Dünya için bir Ölümsüz İmparator rakisiz bir prestije sahipti ve ulaşılamaz biriydi. Ancak yıllardır yaşayan Li Qiye için tanıdığı Ölümsüz İmparator Wan Shi imparatorlar arasında bile özeldi, o ismi gibi Wan Shi'ydi. dünyadaki kişileri yaramazca kandırabilirdi. Bu Wan Shi isminin arkasındaki gerçek anlamdı.

 

(Ç.N: Wan, Yaramaz, aptalı oynamak, inatçı, aptalca anlamlarına gelir. Shi, yaşam, çağ, hayat, nesil, dünya, ömür anlamlarına gelir

 

İmparator arkasında bir hazine veya gelecek nesillere bir test bırakmamıştı, o basitçe onlarla oynuyordu.

 

Li Qiye buraya daha önce gelmişti. Çağlar boyunca Li Qiye birçok gizem ve hazine görmüştü, bu nedenle uçuruma baktıktan sonra bu yerin bir hazine sakladığını anlamıştı.

 

Ancak o zaman Li Qiye de neden imparatorun buraya bir hazine bıraktığı konusuna şaşırmıştı. Daha sonraları başka bir şey yapması gerektiğinden daha fazla araştırmak için orada kalamamıştı. Kara Karga formunda iken imparatorun hayatı boyunca yaptıklarını düşündükten sonra imparatorun neden bir hazine bıraktığını anlamıştı. O gelecek nesiller ile oyun oynamak için bunu yapmıştı.

 

Daha sonraları Li Qiye Taş Tıp Dünyası'na gelip gitse de bu hazineyi almamıştı. En sonunda Alp Dağı yeni efendisini bulmuş ve Alp Ağaç Ata'nın varlığı ile birlikte yükselişe geçmişti.

 

Her ne kadar bu hazine inanılmaz olsa da Li Qiye böyle bir hazine için harcayacak zamana sahip değildi.

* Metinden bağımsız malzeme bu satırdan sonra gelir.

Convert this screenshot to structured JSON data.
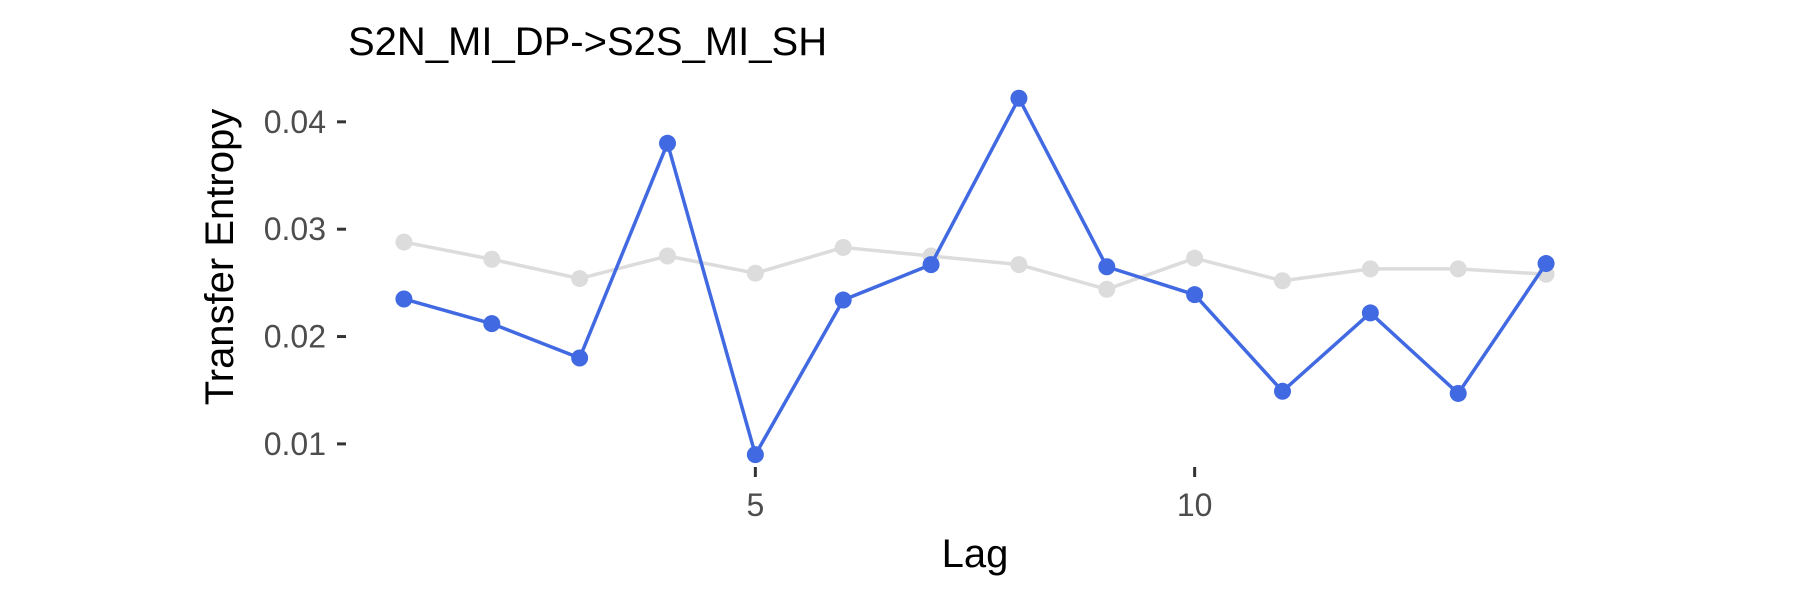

Geçmişte çok sayıda hazineye sahipti.

 

Li Qiye eldivenlere ve ardından Aslan Genç Kral ve Sarmaşık Hap Kralı'nın grubuna bakıp konuştu: "Biraz önce bunun bir köylü yöntemi olduğunu söyleyenler kimdi? En sonunda gerçek aptallar böyle bir yöntemi bile anlayamayanlar değil mi? Benim önümde zeka hakkında veya yerin-göğün genişliği hakkında konuşmak... Eğer ben kuyudaki kurbağa isem siz en basit yöntemi bile anlayamayanlar ayaklarım altında ezdiğim böcekler olmaya bile nitelikli değilsiniz demektir."

 

Li Qiye'nin ağzı her zaman kısırdı ve özellikle düşmanlarına karşı affedici değildi.

 

Birçok kişinin yüzü biraz önce Li Qiye'ye güldükleri için kızardı. Şimdi ise yüzlerine bir tokat indirmişti. Bu tür bir karma onlara sert bir darbe olmuştu.

 

"Hmph, kuyudaki kurbağa." O anda Aslan Genç Kral burnundan soludu ve soğukça homurdandı: "Bu sadece bir hazine, neden bu kadar görkemli davranıyorsun? Bu kadar büyütecek ne var?”

 

Genç Kral için Li Qiye ile aralarında çoktan bir düşmanlık olmuştu, bu nedenle öfkesini hafifletecek bir konu düşündü.

 

"Öyle mi?” Li Qiye ona baktı. Eğer bu anlamsız şey kendisini provoke ediyorsa ona güzel bir ders vermekten mutluluk duyardı. Li Qiye yavaşça konuştu: "Sadece bir hazine... Korkarım senin aptal Aslan Ülken tüm gücünü ortaya serse bile bunun gibi bir hazineyi bulamaz!"

 

"Ne kadar da küstah ama!" Genç Kral'ın ifadesi büyük ölçüde değişti. O bir ülkenin yöneticisiydi ve şu an bir hiç tarafından resmen tokatlanıyordu. Nasıl olur da öfkesini yutabilirdi? Dudak büktü ve konuştu: "Cahil velet, sen sadece bir hazine elde ettiğin için en iyisi olduğunu mu düşündün? Sana ailen yerine bir ders vereceğim, bu sayede elde ettiğin hazinenin sadece çöp olduğunu..."

 

“Gel!” Genç kral daha sözünü bitiremeden Li Qiye parmağını ona doğrulttu ve konuştu: "Eğer benimle savaşmak istiyorsan bugün seni annenin tanıyamayacağı kadar benzeteceğim."

 

Bu provokasyon Genç Kralı kızdırdı. Şiddetli bir ifadeyle bağırdı: "Cahil velet, bugün kafanı alacağım!”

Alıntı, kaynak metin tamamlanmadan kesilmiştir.